L'église du Très-Saint-Sacrement est menacée de disparaître.

Le temple des souvenirs, ou l’église du Très-Saint-Sacrement de Québec

POINT DE VUE / À la mémoire du père Conrad Bélanger, éminent prédicateur de ce monument. L’histoire de cette église me touche particulièrement, autant que le fut celle de l’église du Saint-Cœur-de-Marie, ou celle de l’ancienne chapelle des Franciscaines, sises sur Grande Allée.

J’entends encore l’écho du joyeux carillon de cette église, qui se présente comme une cathédrale par la grâce de ses clochers d’inspiration médiévale. Et que dire de la lumière se dégageant de ses vitraux, signés Marius Plamondon ornant le sanctuaire et représentant les apôtres et les évangélistes.
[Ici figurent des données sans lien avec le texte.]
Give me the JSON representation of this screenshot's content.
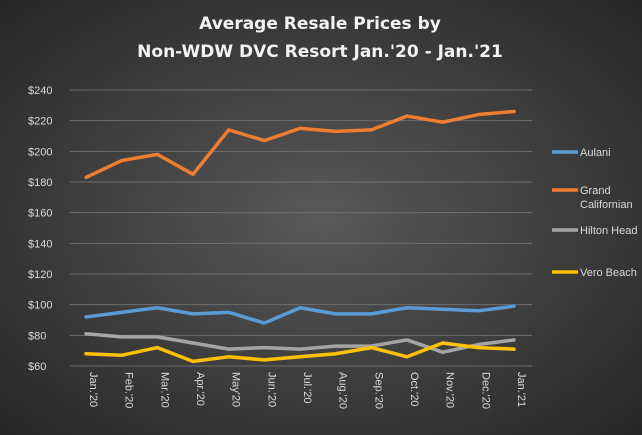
{
  "chart_data": {
    "type": "line",
    "title": [
      "Average Resale Prices by",
      "Non-WDW  DVC Resort Jan.'20  - Jan.'21"
    ],
    "xlabel": "",
    "ylabel": "",
    "categories": [
      "Jan.'20",
      "Feb.'20",
      "Mar.'20",
      "Apr.'20",
      "May'20",
      "Jun.'20",
      "Jul.'20",
      "Aug.'20",
      "Sep.'20",
      "Oct.'20",
      "Nov.'20",
      "Dec.'20",
      "Jan.'21"
    ],
    "ylim": [
      60,
      240
    ],
    "yticks": [
      "$60",
      "$80",
      "$100",
      "$120",
      "$140",
      "$160",
      "$180",
      "$200",
      "$220",
      "$240"
    ],
    "ytick_values": [
      60,
      80,
      100,
      120,
      140,
      160,
      180,
      200,
      220,
      240
    ],
    "grid": true,
    "legend_position": "right",
    "series": [
      {
        "name": "Aulani",
        "legend": [
          "Aulani"
        ],
        "color": "#5b9bd5",
        "values": [
          92,
          95,
          98,
          94,
          95,
          88,
          98,
          94,
          94,
          98,
          97,
          96,
          99
        ]
      },
      {
        "name": "Grand Californian",
        "legend": [
          "Grand",
          "Californian"
        ],
        "color": "#ed7d31",
        "values": [
          183,
          194,
          198,
          185,
          214,
          207,
          215,
          213,
          214,
          223,
          219,
          224,
          226
        ]
      },
      {
        "name": "Hilton Head",
        "legend": [
          "Hilton Head"
        ],
        "color": "#a5a5a5",
        "values": [
          81,
          79,
          79,
          75,
          71,
          72,
          71,
          73,
          73,
          77,
          69,
          74,
          77
        ]
      },
      {
        "name": "Vero Beach",
        "legend": [
          "Vero Beach"
        ],
        "color": "#ffc000",
        "values": [
          68,
          67,
          72,
          63,
          66,
          64,
          66,
          68,
          72,
          66,
          75,
          72,
          71
        ]
      }
    ]
  }
}
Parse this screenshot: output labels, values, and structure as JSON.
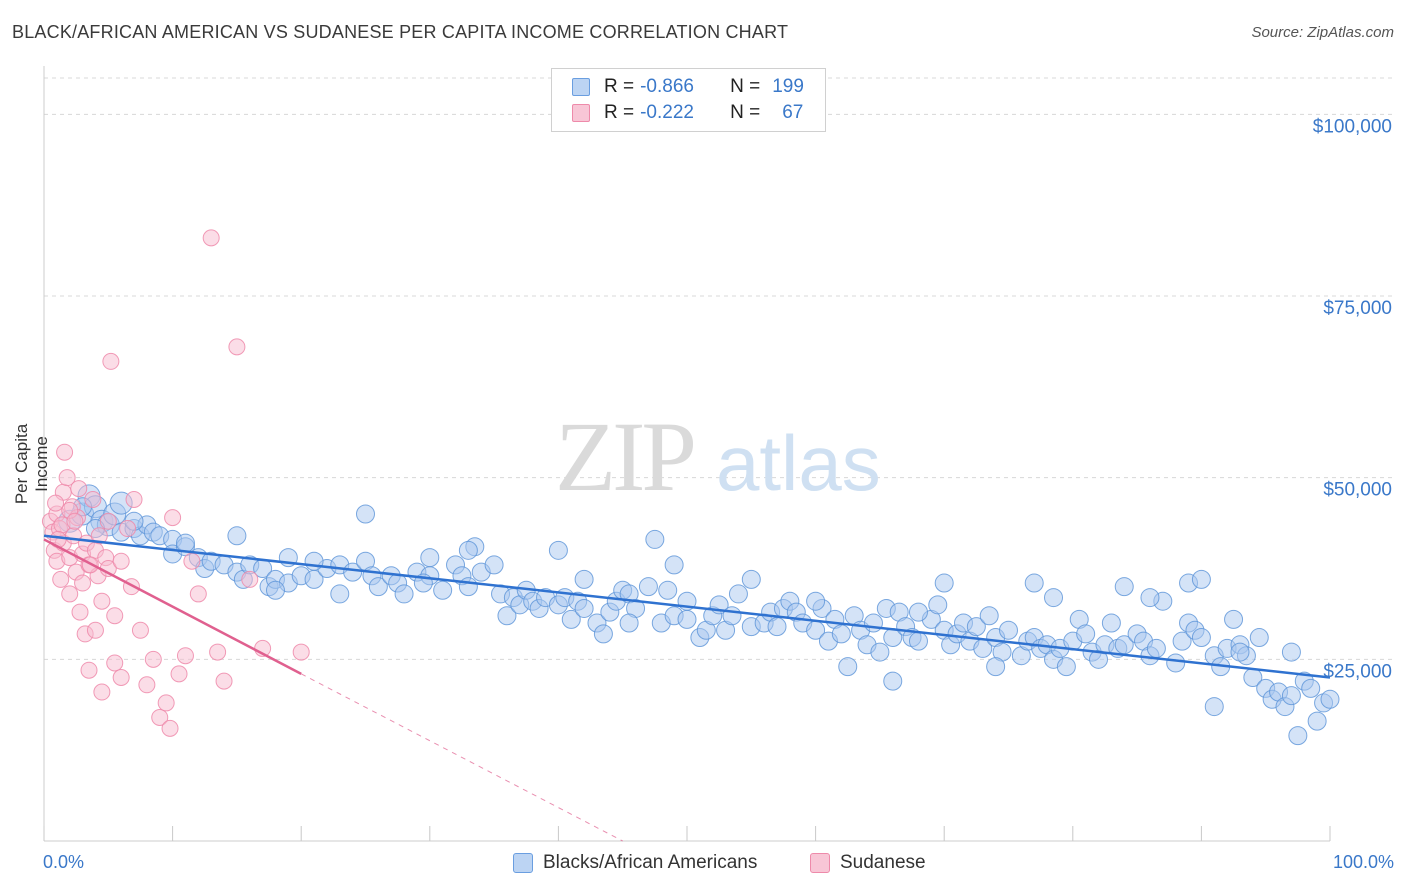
{
  "title": "BLACK/AFRICAN AMERICAN VS SUDANESE PER CAPITA INCOME CORRELATION CHART",
  "source": "Source: ZipAtlas.com",
  "watermark": {
    "zip": "ZIP",
    "atlas": "atlas"
  },
  "legend": {
    "series1": {
      "r_label": "R =",
      "r_value": "-0.866",
      "n_label": "N =",
      "n_value": "199"
    },
    "series2": {
      "r_label": "R =",
      "r_value": "-0.222",
      "n_label": "N =",
      "n_value": "67"
    }
  },
  "colors": {
    "blue_fill": "#a9c8f0",
    "blue_stroke": "#5b93d8",
    "blue_line": "#2f72d0",
    "pink_fill": "#f7bcd0",
    "pink_stroke": "#ee8aaa",
    "pink_line": "#e0608f",
    "grid": "#d8d8d8",
    "tick_text": "#3a78c9"
  },
  "chart_data": {
    "type": "scatter",
    "title": "BLACK/AFRICAN AMERICAN VS SUDANESE PER CAPITA INCOME CORRELATION CHART",
    "xlabel": "",
    "ylabel": "Per Capita Income",
    "xlim": [
      0,
      100
    ],
    "ylim": [
      0,
      105000
    ],
    "x_tick_labels": [
      "0.0%",
      "100.0%"
    ],
    "y_ticks": [
      25000,
      50000,
      75000,
      100000
    ],
    "y_tick_labels": [
      "$25,000",
      "$50,000",
      "$75,000",
      "$100,000"
    ],
    "grid": true,
    "series": [
      {
        "name": "Blacks/African Americans",
        "trend": {
          "x": [
            0,
            100
          ],
          "y": [
            42000,
            22500
          ]
        },
        "points": [
          [
            2,
            44000
          ],
          [
            3,
            45000
          ],
          [
            3.5,
            47500
          ],
          [
            4,
            46000
          ],
          [
            4.5,
            44000
          ],
          [
            5,
            43500
          ],
          [
            5.5,
            45000
          ],
          [
            6,
            46500
          ],
          [
            6,
            42500
          ],
          [
            7,
            43000
          ],
          [
            7.5,
            42000
          ],
          [
            8,
            43500
          ],
          [
            8.5,
            42500
          ],
          [
            9,
            42000
          ],
          [
            10,
            41500
          ],
          [
            10,
            39500
          ],
          [
            11,
            40500
          ],
          [
            12,
            39000
          ],
          [
            12.5,
            37500
          ],
          [
            13,
            38500
          ],
          [
            14,
            38000
          ],
          [
            15,
            37000
          ],
          [
            15.5,
            36000
          ],
          [
            16,
            38000
          ],
          [
            17,
            37500
          ],
          [
            17.5,
            35000
          ],
          [
            18,
            36000
          ],
          [
            19,
            35500
          ],
          [
            19,
            39000
          ],
          [
            20,
            36500
          ],
          [
            21,
            36000
          ],
          [
            22,
            37500
          ],
          [
            23,
            38000
          ],
          [
            23,
            34000
          ],
          [
            24,
            37000
          ],
          [
            25,
            38500
          ],
          [
            25.5,
            36500
          ],
          [
            26,
            35000
          ],
          [
            27,
            36500
          ],
          [
            27.5,
            35500
          ],
          [
            28,
            34000
          ],
          [
            29,
            37000
          ],
          [
            30,
            36500
          ],
          [
            30,
            39000
          ],
          [
            31,
            34500
          ],
          [
            32,
            38000
          ],
          [
            32.5,
            36500
          ],
          [
            33,
            35000
          ],
          [
            33.5,
            40500
          ],
          [
            34,
            37000
          ],
          [
            35,
            38000
          ],
          [
            35.5,
            34000
          ],
          [
            36,
            31000
          ],
          [
            36.5,
            33500
          ],
          [
            37,
            32500
          ],
          [
            37.5,
            34500
          ],
          [
            38,
            33000
          ],
          [
            38.5,
            32000
          ],
          [
            39,
            33500
          ],
          [
            40,
            32500
          ],
          [
            40.5,
            33500
          ],
          [
            41,
            30500
          ],
          [
            41.5,
            33000
          ],
          [
            42,
            32000
          ],
          [
            43,
            30000
          ],
          [
            43.5,
            28500
          ],
          [
            44,
            31500
          ],
          [
            44.5,
            33000
          ],
          [
            45,
            34500
          ],
          [
            45.5,
            34000
          ],
          [
            46,
            32000
          ],
          [
            47,
            35000
          ],
          [
            48,
            30000
          ],
          [
            48.5,
            34500
          ],
          [
            49,
            31000
          ],
          [
            50,
            30500
          ],
          [
            50,
            33000
          ],
          [
            51,
            28000
          ],
          [
            51.5,
            29000
          ],
          [
            52,
            31000
          ],
          [
            52.5,
            32500
          ],
          [
            53,
            29000
          ],
          [
            53.5,
            31000
          ],
          [
            54,
            34000
          ],
          [
            55,
            29500
          ],
          [
            56,
            30000
          ],
          [
            56.5,
            31500
          ],
          [
            57,
            29500
          ],
          [
            57.5,
            32000
          ],
          [
            58,
            33000
          ],
          [
            58.5,
            31500
          ],
          [
            59,
            30000
          ],
          [
            60,
            29000
          ],
          [
            60.5,
            32000
          ],
          [
            61,
            27500
          ],
          [
            61.5,
            30500
          ],
          [
            62,
            28500
          ],
          [
            63,
            31000
          ],
          [
            63.5,
            29000
          ],
          [
            64,
            27000
          ],
          [
            64.5,
            30000
          ],
          [
            65,
            26000
          ],
          [
            65.5,
            32000
          ],
          [
            66,
            28000
          ],
          [
            66.5,
            31500
          ],
          [
            67,
            29500
          ],
          [
            67.5,
            28000
          ],
          [
            68,
            27500
          ],
          [
            69,
            30500
          ],
          [
            69.5,
            32500
          ],
          [
            70,
            29000
          ],
          [
            70.5,
            27000
          ],
          [
            71,
            28500
          ],
          [
            71.5,
            30000
          ],
          [
            72,
            27500
          ],
          [
            72.5,
            29500
          ],
          [
            73,
            26500
          ],
          [
            73.5,
            31000
          ],
          [
            74,
            28000
          ],
          [
            74.5,
            26000
          ],
          [
            75,
            29000
          ],
          [
            76,
            25500
          ],
          [
            76.5,
            27500
          ],
          [
            77,
            28000
          ],
          [
            77.5,
            26500
          ],
          [
            78,
            27000
          ],
          [
            78.5,
            25000
          ],
          [
            79,
            26500
          ],
          [
            79.5,
            24000
          ],
          [
            80,
            27500
          ],
          [
            80.5,
            30500
          ],
          [
            81,
            28500
          ],
          [
            81.5,
            26000
          ],
          [
            82,
            25000
          ],
          [
            82.5,
            27000
          ],
          [
            83,
            30000
          ],
          [
            83.5,
            26500
          ],
          [
            84,
            27000
          ],
          [
            85,
            28500
          ],
          [
            85.5,
            27500
          ],
          [
            86,
            25500
          ],
          [
            86.5,
            26500
          ],
          [
            87,
            33000
          ],
          [
            88,
            24500
          ],
          [
            88.5,
            27500
          ],
          [
            89,
            30000
          ],
          [
            89.5,
            29000
          ],
          [
            90,
            28000
          ],
          [
            91,
            25500
          ],
          [
            91.5,
            24000
          ],
          [
            92,
            26500
          ],
          [
            93,
            27000
          ],
          [
            93.5,
            25500
          ],
          [
            94,
            22500
          ],
          [
            94.5,
            28000
          ],
          [
            95,
            21000
          ],
          [
            95.5,
            19500
          ],
          [
            96,
            20500
          ],
          [
            96.5,
            18500
          ],
          [
            97,
            20000
          ],
          [
            97.5,
            14500
          ],
          [
            98,
            22000
          ],
          [
            98.5,
            21000
          ],
          [
            99,
            16500
          ],
          [
            99.5,
            19000
          ],
          [
            100,
            19500
          ],
          [
            15,
            42000
          ],
          [
            18,
            34500
          ],
          [
            25,
            45000
          ],
          [
            47.5,
            41500
          ],
          [
            49,
            38000
          ],
          [
            29.5,
            35500
          ],
          [
            42,
            36000
          ],
          [
            45.5,
            30000
          ],
          [
            62.5,
            24000
          ],
          [
            70,
            35500
          ],
          [
            77,
            35500
          ],
          [
            89,
            35500
          ],
          [
            55,
            36000
          ],
          [
            60,
            33000
          ],
          [
            68,
            31500
          ],
          [
            78.5,
            33500
          ],
          [
            84,
            35000
          ],
          [
            90,
            36000
          ],
          [
            92.5,
            30500
          ],
          [
            74,
            24000
          ],
          [
            66,
            22000
          ],
          [
            97,
            26000
          ],
          [
            91,
            18500
          ],
          [
            93,
            26000
          ],
          [
            86,
            33500
          ],
          [
            40,
            40000
          ],
          [
            33,
            40000
          ],
          [
            21,
            38500
          ],
          [
            11,
            41000
          ],
          [
            7,
            44000
          ],
          [
            4,
            43000
          ],
          [
            3,
            46000
          ]
        ],
        "sizes": {
          "default": 1,
          "large_first": 2
        }
      },
      {
        "name": "Sudanese",
        "trend": {
          "x": [
            0,
            20
          ],
          "y": [
            41500,
            23000
          ]
        },
        "trend_dashed": {
          "x": [
            20,
            45
          ],
          "y": [
            23000,
            0
          ]
        },
        "points": [
          [
            0.5,
            44000
          ],
          [
            0.7,
            42500
          ],
          [
            0.8,
            40000
          ],
          [
            1,
            45000
          ],
          [
            1,
            38500
          ],
          [
            1.2,
            43000
          ],
          [
            1.3,
            36000
          ],
          [
            1.5,
            41000
          ],
          [
            1.5,
            48000
          ],
          [
            1.6,
            53500
          ],
          [
            1.8,
            50000
          ],
          [
            2,
            39000
          ],
          [
            2,
            34000
          ],
          [
            2.2,
            46000
          ],
          [
            2.3,
            42000
          ],
          [
            2.5,
            37000
          ],
          [
            2.6,
            44500
          ],
          [
            2.8,
            31500
          ],
          [
            3,
            39500
          ],
          [
            3,
            35500
          ],
          [
            3.2,
            28500
          ],
          [
            3.3,
            41000
          ],
          [
            3.5,
            23500
          ],
          [
            3.5,
            38000
          ],
          [
            3.8,
            47000
          ],
          [
            4,
            29000
          ],
          [
            4,
            40000
          ],
          [
            4.2,
            36500
          ],
          [
            4.5,
            33000
          ],
          [
            4.5,
            20500
          ],
          [
            4.8,
            39000
          ],
          [
            5,
            44000
          ],
          [
            5,
            37500
          ],
          [
            5.2,
            66000
          ],
          [
            5.5,
            31000
          ],
          [
            5.5,
            24500
          ],
          [
            6,
            22500
          ],
          [
            6,
            38500
          ],
          [
            6.5,
            43000
          ],
          [
            6.8,
            35000
          ],
          [
            7,
            47000
          ],
          [
            7.5,
            29000
          ],
          [
            8,
            21500
          ],
          [
            8.5,
            25000
          ],
          [
            9,
            17000
          ],
          [
            9.5,
            19000
          ],
          [
            9.8,
            15500
          ],
          [
            10,
            44500
          ],
          [
            10.5,
            23000
          ],
          [
            11,
            25500
          ],
          [
            11.5,
            38500
          ],
          [
            12,
            34000
          ],
          [
            13,
            83000
          ],
          [
            13.5,
            26000
          ],
          [
            14,
            22000
          ],
          [
            15,
            68000
          ],
          [
            16,
            36000
          ],
          [
            17,
            26500
          ],
          [
            2,
            45500
          ],
          [
            1.4,
            43500
          ],
          [
            0.9,
            46500
          ],
          [
            2.7,
            48500
          ],
          [
            3.6,
            38000
          ],
          [
            1.1,
            41500
          ],
          [
            2.4,
            44000
          ],
          [
            20,
            26000
          ],
          [
            4.3,
            42000
          ]
        ]
      }
    ],
    "series_names": [
      "Blacks/African Americans",
      "Sudanese"
    ]
  },
  "bottom_legend": {
    "item1": "Blacks/African Americans",
    "item2": "Sudanese"
  },
  "x_axis": {
    "min_label": "0.0%",
    "max_label": "100.0%"
  }
}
Cette église était un temple de dévotion incomparable, que conservèrent pendant des décennies les Pères du Saint-Sacrement. Ces religieux voués à l’adoration eucharistique et qui célébraient au quotidien les offices, tels des veilleurs en la présence du Seigneur. Que dire aussi du grand musicien qui magnifia ce temple par son talent sublime, aux grandes orgues, Jean-Marie Bussières. Je revois encore sous les voûtes romanes, les tableaux du père Eymard, fondateur de cette congrégation très estimée. Je revois surtout la chasse du père Pierre-Julien Eymard, canonisé par Jean XXIII, au moment du concile Vatican II. Cette chasse élégante contenant  les reliques du saint, revêtu des ornements sacerdotaux, en chasuble blanche et dorée.

La balustrade en marbre, ornée de statuettes en bronze de saints, étaient une merveille d’art. Ainsi que le maitre-autel, où une mosaïque de la Transfiguration du Christ annonçait le saint sacrifice de la Messe. À mon souvenir, cette mosaïque était une oeuvre inspirée du grand Raphaël. Et si nos yeux se dirigeaient vers les autels latéraux, l’admiration du visiteur allait vers une magnifique statue en marbre de Carrare de Saint Tarcisius, martyr de l’Église primitive. La rosace comme une belle mandala domine la haute tribune des orgues. Parmi les noms de ceux qui présidèrent aux destinées de ce temple, je mentionnerai simplement le nom du révérend père Gaudiose Labrecque, ancien curé, au souvenir impérissable.